My first-two-seasons phenom has certainly had her share of issues this year. Her ability to handle grouse, especially these last season birds, has evaporated, and thankfully she is sticking her pheasants like a dream, otherwise I’d have me a pretty flusher. She was such an initial success in the field that I really lapsed on the training front and failed to mold her into the bird dog she should be. At just two years of age I have no doubt that I can get that natural ability to shine through again, but now its going to take some training on my part and learning on hers.
That has nothing to do with the title of the post though. Yesterday I made a trip West to chase the prairie birds. I really need to get a nice prairie chicken specimen to send to a carver who is doing an urn for Emma. At the beginning of the year, with grass conditions spectacular and bird numbers up, I didn’t think it would be an issue to secure such a bird. Now we sit here in December with the season nearly over and essentially ruined by unfavorable weather and precipitation. Yesterday’s trip turned into a one-day adventure; the initial plan was a three-day excursion…but the weather once again had other plans.
I hooked up with my good friend Brad and his highly-animated, and all-around good French Brits. With the road conditions less than adequate, we ended up doing longer swings into fields than we would have liked. We didn’t see many birds, but this was expected of the late-season grouse in snowy fields. As we reached the truck I glanced down at the Garmin Astro and flipped to the totals screen. I couldn’t believe my eyes. Belle had traveled more than 20 miles in the less than three hours we were in the field. It was the first spot of the day, and this little dog was doing her best to get us that chicken.
We let Belle and Mick take a break and hunted Gus in a field that we had a chance to find grouse and pheasants. I hadn’t hunted with Brad much last year, and this was my first time with Gus one-on-one in the field. To say the least, I was totally impressed. The little dog put on a clinic in handling late-season South Dakota pheasants, trailing four birds an incredible distance (including crossing a fence on one) before pinning them down. On the fence bird, I managed to empty my gun on a crossing-shot and haven’t felt like I let a dog down in such a long time. The little pup didn’t miss a beat and merrily continued to find us birds.

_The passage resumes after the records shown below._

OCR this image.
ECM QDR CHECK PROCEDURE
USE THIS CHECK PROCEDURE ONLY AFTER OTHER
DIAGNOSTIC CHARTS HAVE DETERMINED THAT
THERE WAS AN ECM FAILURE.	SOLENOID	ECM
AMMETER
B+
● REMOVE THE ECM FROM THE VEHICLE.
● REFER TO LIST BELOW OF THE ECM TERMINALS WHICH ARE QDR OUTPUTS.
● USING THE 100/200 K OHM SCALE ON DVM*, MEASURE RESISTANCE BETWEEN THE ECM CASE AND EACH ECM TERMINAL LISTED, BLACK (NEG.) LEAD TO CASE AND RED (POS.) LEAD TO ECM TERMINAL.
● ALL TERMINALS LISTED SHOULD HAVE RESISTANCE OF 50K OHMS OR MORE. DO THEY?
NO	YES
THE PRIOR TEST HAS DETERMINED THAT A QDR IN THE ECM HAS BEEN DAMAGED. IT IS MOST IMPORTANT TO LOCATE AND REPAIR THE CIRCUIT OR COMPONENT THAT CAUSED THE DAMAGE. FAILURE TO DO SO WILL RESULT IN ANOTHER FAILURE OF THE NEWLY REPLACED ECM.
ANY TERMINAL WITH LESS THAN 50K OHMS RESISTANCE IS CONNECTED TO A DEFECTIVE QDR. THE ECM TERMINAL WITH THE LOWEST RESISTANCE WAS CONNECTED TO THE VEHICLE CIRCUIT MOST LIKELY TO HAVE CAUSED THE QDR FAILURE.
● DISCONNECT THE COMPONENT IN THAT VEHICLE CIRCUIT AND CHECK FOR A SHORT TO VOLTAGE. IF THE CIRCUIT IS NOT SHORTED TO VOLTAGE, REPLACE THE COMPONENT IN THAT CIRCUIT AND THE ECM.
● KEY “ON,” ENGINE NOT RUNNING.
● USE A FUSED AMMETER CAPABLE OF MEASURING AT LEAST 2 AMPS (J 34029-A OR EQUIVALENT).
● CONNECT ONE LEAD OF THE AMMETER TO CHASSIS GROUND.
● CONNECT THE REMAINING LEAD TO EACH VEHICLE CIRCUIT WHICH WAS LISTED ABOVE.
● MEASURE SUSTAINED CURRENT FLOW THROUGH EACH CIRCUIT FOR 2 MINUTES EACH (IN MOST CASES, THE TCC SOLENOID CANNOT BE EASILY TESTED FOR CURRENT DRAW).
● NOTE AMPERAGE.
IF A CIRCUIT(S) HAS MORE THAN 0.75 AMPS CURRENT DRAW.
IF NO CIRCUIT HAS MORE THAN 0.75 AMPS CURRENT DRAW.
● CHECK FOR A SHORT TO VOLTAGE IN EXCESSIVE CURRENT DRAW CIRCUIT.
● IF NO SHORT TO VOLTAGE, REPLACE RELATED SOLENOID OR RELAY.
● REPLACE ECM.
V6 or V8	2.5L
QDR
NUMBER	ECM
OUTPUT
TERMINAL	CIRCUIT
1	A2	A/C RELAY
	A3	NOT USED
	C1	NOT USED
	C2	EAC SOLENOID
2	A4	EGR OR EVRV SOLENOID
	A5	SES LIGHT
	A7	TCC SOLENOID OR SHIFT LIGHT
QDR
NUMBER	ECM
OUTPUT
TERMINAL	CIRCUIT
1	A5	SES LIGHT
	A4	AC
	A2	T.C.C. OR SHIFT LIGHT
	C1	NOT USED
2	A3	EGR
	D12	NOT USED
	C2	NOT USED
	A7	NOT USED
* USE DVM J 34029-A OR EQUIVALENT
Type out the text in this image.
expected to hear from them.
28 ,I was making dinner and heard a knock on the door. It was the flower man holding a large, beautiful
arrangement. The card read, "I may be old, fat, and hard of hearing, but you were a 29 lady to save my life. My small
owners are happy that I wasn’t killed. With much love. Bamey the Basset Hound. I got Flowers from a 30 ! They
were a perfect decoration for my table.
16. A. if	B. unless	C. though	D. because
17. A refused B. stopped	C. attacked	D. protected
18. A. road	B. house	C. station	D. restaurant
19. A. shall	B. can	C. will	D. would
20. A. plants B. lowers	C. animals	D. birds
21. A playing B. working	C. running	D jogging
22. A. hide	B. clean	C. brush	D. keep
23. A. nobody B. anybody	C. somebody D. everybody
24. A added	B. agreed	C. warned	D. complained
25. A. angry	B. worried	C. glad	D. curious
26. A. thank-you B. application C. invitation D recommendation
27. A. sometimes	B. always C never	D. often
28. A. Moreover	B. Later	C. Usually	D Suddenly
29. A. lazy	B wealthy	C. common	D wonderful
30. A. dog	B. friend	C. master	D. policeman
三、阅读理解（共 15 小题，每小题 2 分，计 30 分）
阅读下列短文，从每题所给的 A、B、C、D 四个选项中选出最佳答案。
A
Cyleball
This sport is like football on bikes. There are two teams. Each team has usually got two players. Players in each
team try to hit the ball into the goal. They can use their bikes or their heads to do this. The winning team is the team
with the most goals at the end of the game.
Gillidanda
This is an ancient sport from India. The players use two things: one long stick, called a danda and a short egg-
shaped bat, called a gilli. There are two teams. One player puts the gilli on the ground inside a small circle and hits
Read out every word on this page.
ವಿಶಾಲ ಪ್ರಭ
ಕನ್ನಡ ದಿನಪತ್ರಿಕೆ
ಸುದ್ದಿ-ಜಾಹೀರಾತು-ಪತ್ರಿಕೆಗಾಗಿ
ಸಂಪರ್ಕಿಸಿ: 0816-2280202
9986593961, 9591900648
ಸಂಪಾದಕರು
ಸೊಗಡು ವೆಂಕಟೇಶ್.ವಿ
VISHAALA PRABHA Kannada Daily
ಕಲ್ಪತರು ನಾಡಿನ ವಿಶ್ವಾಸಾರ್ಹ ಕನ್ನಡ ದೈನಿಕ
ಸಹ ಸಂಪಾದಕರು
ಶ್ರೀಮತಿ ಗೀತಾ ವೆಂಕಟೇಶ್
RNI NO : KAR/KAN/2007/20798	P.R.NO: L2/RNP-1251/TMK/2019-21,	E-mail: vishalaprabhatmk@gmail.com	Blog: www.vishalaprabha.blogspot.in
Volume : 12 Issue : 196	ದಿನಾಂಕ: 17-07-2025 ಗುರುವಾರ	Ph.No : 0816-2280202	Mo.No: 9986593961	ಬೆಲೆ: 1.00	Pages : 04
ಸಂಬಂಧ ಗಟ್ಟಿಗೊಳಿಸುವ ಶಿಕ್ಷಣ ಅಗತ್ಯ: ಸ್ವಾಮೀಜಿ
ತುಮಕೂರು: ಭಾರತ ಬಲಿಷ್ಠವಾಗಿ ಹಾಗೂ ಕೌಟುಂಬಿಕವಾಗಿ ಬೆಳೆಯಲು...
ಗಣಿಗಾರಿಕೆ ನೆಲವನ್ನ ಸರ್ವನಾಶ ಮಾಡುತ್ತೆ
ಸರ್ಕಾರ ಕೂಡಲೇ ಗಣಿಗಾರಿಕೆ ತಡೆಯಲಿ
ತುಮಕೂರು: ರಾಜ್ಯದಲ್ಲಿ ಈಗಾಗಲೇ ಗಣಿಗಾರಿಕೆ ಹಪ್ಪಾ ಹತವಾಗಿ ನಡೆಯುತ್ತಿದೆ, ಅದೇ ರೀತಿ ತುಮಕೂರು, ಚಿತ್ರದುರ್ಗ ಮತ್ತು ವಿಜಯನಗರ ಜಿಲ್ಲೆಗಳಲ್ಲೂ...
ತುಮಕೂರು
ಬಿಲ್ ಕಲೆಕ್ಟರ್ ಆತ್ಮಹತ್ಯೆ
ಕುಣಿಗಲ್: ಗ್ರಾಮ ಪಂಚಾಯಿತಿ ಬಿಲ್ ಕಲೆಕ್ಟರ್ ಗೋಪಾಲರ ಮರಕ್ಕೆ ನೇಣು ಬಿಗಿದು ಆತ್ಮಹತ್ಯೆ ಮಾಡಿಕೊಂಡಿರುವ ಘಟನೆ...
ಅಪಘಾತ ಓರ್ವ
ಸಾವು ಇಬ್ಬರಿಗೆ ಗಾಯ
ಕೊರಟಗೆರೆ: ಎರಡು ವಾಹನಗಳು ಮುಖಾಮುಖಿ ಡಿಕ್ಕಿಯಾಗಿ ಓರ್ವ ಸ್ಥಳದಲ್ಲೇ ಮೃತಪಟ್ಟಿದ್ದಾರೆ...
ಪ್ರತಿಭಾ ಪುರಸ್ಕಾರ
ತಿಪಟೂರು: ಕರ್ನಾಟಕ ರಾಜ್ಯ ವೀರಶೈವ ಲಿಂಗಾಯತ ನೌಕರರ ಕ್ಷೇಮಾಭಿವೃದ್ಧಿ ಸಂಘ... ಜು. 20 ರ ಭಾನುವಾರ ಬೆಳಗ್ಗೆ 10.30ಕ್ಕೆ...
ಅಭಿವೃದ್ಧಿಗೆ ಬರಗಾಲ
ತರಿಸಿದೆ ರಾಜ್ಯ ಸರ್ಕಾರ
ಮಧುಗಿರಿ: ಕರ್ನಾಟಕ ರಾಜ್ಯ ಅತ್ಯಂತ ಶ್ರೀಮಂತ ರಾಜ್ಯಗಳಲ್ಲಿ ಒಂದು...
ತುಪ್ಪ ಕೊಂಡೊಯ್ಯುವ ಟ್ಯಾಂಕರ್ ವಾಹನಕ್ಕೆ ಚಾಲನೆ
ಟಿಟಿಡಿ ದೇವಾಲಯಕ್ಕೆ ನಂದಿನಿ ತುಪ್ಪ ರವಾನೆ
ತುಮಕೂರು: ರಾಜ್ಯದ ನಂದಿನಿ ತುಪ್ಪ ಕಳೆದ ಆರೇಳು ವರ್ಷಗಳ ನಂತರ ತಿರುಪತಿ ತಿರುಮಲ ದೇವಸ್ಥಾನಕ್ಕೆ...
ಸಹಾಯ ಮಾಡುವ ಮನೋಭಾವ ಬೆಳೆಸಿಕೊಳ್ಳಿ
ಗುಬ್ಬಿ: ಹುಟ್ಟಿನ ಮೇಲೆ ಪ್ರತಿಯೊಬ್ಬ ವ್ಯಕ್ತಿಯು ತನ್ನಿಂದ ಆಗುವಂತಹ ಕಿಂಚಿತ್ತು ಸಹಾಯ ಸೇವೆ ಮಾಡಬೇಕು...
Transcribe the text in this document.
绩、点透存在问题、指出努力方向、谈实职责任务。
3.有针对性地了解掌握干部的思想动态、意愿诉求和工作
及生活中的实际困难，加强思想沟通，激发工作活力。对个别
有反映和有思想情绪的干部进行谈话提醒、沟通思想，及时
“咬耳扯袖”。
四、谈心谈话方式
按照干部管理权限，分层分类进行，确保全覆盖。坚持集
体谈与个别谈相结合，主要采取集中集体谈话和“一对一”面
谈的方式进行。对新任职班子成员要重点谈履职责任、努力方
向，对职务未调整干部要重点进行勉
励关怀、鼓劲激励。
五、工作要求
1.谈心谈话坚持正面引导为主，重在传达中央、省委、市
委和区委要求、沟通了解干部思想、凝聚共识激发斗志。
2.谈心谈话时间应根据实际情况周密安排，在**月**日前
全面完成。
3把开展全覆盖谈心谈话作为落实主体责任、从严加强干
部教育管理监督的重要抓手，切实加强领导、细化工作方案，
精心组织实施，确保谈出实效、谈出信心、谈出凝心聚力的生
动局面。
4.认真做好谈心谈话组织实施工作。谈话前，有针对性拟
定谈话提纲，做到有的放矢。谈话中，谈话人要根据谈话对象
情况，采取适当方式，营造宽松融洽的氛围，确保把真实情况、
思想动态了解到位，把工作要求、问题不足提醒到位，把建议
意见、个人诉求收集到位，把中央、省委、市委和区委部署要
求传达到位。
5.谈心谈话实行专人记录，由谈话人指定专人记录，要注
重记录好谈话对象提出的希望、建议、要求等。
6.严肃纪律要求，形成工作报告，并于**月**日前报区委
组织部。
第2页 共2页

Brad and I parted company, and with the weather moving in, and no work scheduled for Monday, I elected to hunt right up until sundown. Belle was raring to go again, and with our lack of grouse contacts earlier, I decided to end the day at a guaranteed pheasant spot. The spot didn’t disappoint, nor did the little dog. Back at the truck I once again checked the GPS unit…it read 25 miles. Belle had covered 25 miles in essentially two hunting spots.
I have been running the Astro for two years and had never really checked this little stat screen, mainly because I didn’t know it existed, and I hadn’t been resetting the information until this year’s hunts. Maybe this total is actually low for Belle, but it still amazed me. Having run a marathon, I know what it’s like to cover that distance in the best of conditions with the best of support and months of training for that one event. My amazing Belle had just done it running through cover, full-tilt (averaging between 10-15 mph) in unforgiving terrain. The feat unto itself was amazing, but the fact that she could have turned around and done it multiple days on end blows my mind.
I know I say it a lot…these dogs are athletes in the truest sense of the word.